Réalisé par Emmanuelle Bercot, La Fille de Brest retrace le combat d’Irène Frachon, médecin qui a révélé au grand jour le scandale du Mediator. Un thriller sur un sujet d’actualité très efficace.

The Danish Girl

Deux ans après La Tête Haute drame social sur un gamin en perdition incarné par le touchant Rod Paradot (César du meilleur espoir masculin), Emmanuelle Bercot signe un nouveau long-métrage en cette fin d’année. Réaliser La Fille de Brest ne fut pas son idée à la base, mais une commande de ses productrices. Scandale sanitaire majeur depuis celui du sang contaminé, l’affaire du Mediator aura été fait la une des JT pendant plusieurs mois en 2010. Médicament servant au départ à soigner le diabète, le Mediator a aussi été prescrit pour faciliter la perte de poids. Il va au final provoqué la mort de plus de 1300 personnes. Celle qui a révélé ce crime de grande masse, c’est Irène Frachon, pneumologue du CHU de Brest qui a pendant des années étudié l’effet de ce produit des Laboratoires Servier. Présentée comme une lanceuse d’alerte à la manière d’Edward Snowden, son livre Mediator 250 mg, combien de morts ?  aura créé la sensation.

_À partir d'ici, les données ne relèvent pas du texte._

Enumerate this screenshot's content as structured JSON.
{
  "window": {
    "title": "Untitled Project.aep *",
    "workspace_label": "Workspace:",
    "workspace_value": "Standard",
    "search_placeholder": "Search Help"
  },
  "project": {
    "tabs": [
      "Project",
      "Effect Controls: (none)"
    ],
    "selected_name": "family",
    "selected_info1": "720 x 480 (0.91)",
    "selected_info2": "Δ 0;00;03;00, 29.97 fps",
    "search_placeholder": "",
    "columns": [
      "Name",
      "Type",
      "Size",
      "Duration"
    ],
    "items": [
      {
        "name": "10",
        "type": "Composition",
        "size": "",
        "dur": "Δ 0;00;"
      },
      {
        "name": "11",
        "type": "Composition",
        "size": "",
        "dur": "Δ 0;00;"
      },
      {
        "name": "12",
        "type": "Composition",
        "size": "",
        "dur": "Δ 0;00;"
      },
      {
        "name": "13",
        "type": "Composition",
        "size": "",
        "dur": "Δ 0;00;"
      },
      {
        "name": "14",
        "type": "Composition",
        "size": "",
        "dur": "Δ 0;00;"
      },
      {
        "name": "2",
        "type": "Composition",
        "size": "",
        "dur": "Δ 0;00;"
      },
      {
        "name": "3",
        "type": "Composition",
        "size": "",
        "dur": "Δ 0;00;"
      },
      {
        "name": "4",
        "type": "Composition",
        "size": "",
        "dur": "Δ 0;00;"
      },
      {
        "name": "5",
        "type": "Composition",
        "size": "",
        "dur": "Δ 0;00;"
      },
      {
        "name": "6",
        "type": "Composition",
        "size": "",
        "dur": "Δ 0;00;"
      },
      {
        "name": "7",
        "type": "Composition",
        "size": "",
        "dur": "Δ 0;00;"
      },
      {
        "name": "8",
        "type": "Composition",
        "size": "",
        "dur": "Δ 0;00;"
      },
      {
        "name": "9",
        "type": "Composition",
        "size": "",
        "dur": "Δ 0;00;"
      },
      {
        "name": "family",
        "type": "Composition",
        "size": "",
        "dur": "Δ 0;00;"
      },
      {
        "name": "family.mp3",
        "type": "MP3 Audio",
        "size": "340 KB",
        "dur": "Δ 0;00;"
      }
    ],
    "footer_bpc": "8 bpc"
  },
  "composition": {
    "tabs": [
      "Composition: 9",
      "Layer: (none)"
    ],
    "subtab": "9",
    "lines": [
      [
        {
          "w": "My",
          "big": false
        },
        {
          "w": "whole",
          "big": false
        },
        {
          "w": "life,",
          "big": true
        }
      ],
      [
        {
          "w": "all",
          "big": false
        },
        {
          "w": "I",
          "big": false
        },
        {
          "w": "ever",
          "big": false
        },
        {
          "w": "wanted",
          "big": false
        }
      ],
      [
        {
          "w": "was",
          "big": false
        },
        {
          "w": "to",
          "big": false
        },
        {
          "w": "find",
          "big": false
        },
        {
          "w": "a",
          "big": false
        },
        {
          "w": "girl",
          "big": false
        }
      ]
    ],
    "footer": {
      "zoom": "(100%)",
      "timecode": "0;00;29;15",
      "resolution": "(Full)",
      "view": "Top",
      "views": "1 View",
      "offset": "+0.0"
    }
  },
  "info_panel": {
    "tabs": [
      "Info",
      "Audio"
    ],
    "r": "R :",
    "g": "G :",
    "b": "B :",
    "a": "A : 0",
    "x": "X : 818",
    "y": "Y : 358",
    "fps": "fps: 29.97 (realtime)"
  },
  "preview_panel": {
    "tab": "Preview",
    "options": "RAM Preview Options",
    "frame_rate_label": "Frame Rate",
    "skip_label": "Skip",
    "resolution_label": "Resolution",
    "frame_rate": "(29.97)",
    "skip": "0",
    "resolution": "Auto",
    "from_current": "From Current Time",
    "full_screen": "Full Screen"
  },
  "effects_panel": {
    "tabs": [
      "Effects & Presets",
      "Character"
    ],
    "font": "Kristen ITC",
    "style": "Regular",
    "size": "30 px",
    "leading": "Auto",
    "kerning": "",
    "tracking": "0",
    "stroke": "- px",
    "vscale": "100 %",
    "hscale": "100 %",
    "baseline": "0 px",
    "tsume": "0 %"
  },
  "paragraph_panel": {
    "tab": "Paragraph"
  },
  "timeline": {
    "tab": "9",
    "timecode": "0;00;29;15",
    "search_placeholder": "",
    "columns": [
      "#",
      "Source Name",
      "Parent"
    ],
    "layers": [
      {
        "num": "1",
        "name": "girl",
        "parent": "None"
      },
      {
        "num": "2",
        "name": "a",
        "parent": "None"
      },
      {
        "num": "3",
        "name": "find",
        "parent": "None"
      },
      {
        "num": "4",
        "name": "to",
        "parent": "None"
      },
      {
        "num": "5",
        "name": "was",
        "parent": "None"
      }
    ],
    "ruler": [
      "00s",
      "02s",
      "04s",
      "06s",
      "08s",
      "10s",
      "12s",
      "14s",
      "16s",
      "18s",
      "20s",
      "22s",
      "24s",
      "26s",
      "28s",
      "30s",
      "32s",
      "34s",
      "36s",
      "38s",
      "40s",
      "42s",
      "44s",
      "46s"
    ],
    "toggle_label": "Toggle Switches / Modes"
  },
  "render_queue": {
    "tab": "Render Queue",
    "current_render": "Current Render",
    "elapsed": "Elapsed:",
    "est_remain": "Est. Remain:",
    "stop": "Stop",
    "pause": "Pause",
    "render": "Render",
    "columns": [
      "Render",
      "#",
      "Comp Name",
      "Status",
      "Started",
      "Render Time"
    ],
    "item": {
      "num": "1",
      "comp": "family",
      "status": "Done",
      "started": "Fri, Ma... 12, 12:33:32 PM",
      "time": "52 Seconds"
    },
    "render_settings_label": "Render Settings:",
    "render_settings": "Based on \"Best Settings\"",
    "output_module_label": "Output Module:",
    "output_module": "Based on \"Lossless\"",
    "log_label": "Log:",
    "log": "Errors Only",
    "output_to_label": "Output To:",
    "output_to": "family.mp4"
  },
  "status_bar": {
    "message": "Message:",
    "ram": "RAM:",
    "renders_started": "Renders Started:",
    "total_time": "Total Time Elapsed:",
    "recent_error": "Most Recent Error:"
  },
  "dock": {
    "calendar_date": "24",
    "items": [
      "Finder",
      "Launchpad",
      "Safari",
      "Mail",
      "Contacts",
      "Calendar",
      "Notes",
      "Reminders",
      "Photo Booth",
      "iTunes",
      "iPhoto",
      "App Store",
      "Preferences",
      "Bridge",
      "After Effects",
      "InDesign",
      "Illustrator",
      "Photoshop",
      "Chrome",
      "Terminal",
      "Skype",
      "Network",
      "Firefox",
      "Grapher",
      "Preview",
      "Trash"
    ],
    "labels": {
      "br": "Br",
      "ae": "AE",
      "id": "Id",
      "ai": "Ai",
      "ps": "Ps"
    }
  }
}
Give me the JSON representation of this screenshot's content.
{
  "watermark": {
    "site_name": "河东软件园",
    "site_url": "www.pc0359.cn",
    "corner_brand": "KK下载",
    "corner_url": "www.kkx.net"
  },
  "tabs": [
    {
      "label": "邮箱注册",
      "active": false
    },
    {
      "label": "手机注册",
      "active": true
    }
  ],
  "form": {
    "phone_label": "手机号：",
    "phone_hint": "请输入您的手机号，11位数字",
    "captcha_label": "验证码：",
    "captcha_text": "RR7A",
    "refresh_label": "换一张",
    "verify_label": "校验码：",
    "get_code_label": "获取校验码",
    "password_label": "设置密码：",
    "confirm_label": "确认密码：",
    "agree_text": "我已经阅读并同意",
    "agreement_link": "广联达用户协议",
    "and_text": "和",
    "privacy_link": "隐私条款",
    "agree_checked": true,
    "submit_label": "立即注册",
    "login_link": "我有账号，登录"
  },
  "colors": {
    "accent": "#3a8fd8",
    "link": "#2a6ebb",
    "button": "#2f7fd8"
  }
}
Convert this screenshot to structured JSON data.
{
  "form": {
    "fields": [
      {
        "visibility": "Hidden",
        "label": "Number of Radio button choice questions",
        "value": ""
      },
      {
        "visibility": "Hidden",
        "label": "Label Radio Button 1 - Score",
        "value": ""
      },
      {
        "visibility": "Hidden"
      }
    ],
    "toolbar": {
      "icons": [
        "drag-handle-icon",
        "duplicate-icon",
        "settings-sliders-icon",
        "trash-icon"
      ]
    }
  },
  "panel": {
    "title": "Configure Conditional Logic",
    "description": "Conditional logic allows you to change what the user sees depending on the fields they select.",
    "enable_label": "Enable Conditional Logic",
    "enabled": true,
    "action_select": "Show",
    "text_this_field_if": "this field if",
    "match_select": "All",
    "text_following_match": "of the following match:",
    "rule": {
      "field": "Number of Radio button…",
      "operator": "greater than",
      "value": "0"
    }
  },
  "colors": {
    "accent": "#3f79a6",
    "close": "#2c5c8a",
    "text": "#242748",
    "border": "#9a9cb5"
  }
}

C’est cette affaire que la cinéaste a tenté de retranscrire à l’écran. Pour incarner Irène Frachon, Bercot a eu énormément de difficultés à trouver une actrice. Elle s’est donc tournée vers le Danemark pour trouver Sidse Babett Knudsen, héroïne de la série Borgen, vue récemment dans L’Hermine avec Fabrice Luchini. L’actrice scandinave apporte une énergie folle à son personnage dans ce combat contre l’industrie pharmaceutique qui ressemble à celui de David contre Goliath. Au casting, on retrouve également Benoit Magimel (César du meilleur second rôle pour La Tête Haute) où il joue Antoine Le Bihan, chercheur breton « 100 % pur beurre » qui aidera Frachon dans son enquête.

Spotlight

Pour mettre en scène cette affaire passionnante et encore brulante, Emmanuelle Bercot a choisi l’angle du thriller au rythme soutenu comme le font si bien les américains. Début 2016, Spotilght Oscar du meilleur film racontait l’enquête d’une équipe de journalistes sur les affaires pédophiles de l’Église de Boston. La Fille de Brest se calque donc sur le même tempo que le film de Tom McCarthy ou d’autres du genre comme Erin Brockovich. Tension, marche rapide dans les couloirs, aller-retour entre Brest et Paris et dialogues électriques sont les ingrédients de cette adaptation. Si ce choix peut être discutable tant cette affaire est suffisamment intéressante et récente pour ne pas surenchérir dans la mise en scène, elle permet de nous garder dans l’histoire de bout en bout (malgré la longueur). On se passionne ainsi pour ce combat d’une médecin face au deuxième plus gros laboratoire français.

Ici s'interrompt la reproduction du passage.